New pandemic laws are a step closer to becoming reality in Victoria after a vote in parliament and days of intense debate.
Victoria’s new pandemic powers has passed the lower house of parliament after a week of heated public debate over the proposed laws.
The legislation passed the Victorian Legislative Assembly on Thursday night, 51 votes to 26.
Introduced to parliament this week, the laws would give the premier power to declare a pandemic for three months at a time and allow Health Minister Martin Foley to sign off on public health orders without the approval of the chief health officer.
Premier Daniel Andrews and Labor MPs have been subject to intense criticism over the legislation, which critics claim would give their government unprecedented power to control Victorians.
The laws will be debated in the upper house when parliament resumes sitting on November 16.
Earlier on Thursday, Mr Andrews said accusations opposition MPs hadn’t been properly consulted were downright wrong.
“I’m not interested in having a debate with them, they can have their view, but they’re not entitled to their own facts, and it’s simply wrong to make the claims that they are making,” he told reporters.
“Keeping people safe is very important, having a legislative framework that’s robust and strong with more transparency, more oversight, more accountability than any framework in the country.
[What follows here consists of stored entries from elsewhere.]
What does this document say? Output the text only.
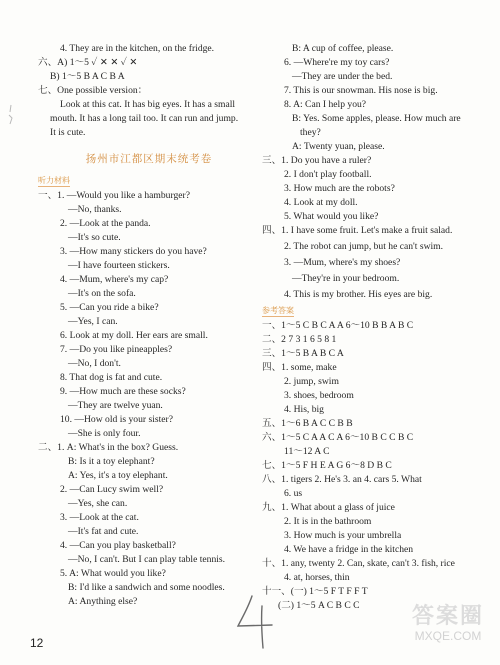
4. They are in the kitchen, on the fridge.
六、A) 1～5 ✓ ✕ ✕ ✓ ✕
B) 1～5 B A C B A
七、One possible version：
Look at this cat. It has big eyes. It has a small
mouth. It has a long tail too. It can run and jump.
It is cute.
扬州市江都区期末统考卷
听力材料
一、1. —Would you like a hamburger?
—No, thanks.
2. —Look at the panda.
—It's so cute.
3. —How many stickers do you have?
—I have fourteen stickers.
4. —Mum, where's my cap?
—It's on the sofa.
5. —Can you ride a bike?
—Yes, I can.
6. Look at my doll. Her ears are small.
7. —Do you like pineapples?
—No, I don't.
8. That dog is fat and cute.
9. —How much are these socks?
—They are twelve yuan.
10. —How old is your sister?
—She is only four.
二、1. A: What's in the box? Guess.
B: Is it a toy elephant?
A: Yes, it's a toy elephant.
2. —Can Lucy swim well?
—Yes, she can.
3. —Look at the cat.
—It's fat and cute.
4. —Can you play basketball?
—No, I can't. But I can play table tennis.
5. A: What would you like?
B: I'd like a sandwich and some noodles.
A: Anything else?
B: A cup of coffee, please.
6. —Where're my toy cars?
—They are under the bed.
7. This is our snowman. His nose is big.
8. A: Can I help you?
B: Yes. Some apples, please. How much are
they?
A: Twenty yuan, please.
三、1. Do you have a ruler?
2. I don't play football.
3. How much are the robots?
4. Look at my doll.
5. What would you like?
四、1. I have some fruit. Let's make a fruit salad.
2. The robot can jump, but he can't swim.
3. —Mum, where's my shoes?
—They're in your bedroom.
4. This is my brother. His eyes are big.
参考答案
一、1～5 C B C A A 6～10 B B A B C
二、2 7 3 1 6 5 8 1
三、1～5 B A B C A
四、1. some, make
2. jump, swim
3. shoes, bedroom
4. His, big
五、1～6 B A C C B B
六、1～5 C A A C A 6～10 B C C B C
11～12 A C
七、1～5 F H E A G 6～8 D B C
八、1. tigers 2. He's 3. an 4. cars 5. What
6. us
九、1. What about a glass of juice
2. It is in the bathroom
3. How much is your umbrella
4. We have a fridge in the kitchen
十、1. any, twenty 2. Can, skate, can't 3. fish, rice
4. at, horses, thin
十一、(一) 1～5 F T F F T
(二) 1～5 A C B C C
12
答案圈
MXQE.COM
“They are the facts here and I won’t be getting into these political games because they don’t keep anyone safe.”
The Victorian government has claimed the new laws would provide a clear and streamlined framework for managing pandemics into the future to keep the community safe.
Mr Andrews has repeatedly said the laws would ensure the effective management of the Covid pandemic after the state of emergency expires on December 15, bringing in targeted legislation to implement crucial public health measures in the event of any future pandemics.
Shadow attorney-general Tim Smith claimed the laws would take freedoms away.
“You told us that if we all got vaccinated, which we all have, on November 24 the only restrictions we would need would be for quarantine and to lock out the unvaccinated,” Mr Smith said.
“These orders will constrain freedoms and rights that have been ripped from us over the last 18 months, but individual citizens can be banged up without charge at the minister’s pleasure.”
Mr Andrews said he would not talk about making amendments to the bill, which was modelled off legislation in both New Zealand and NSW.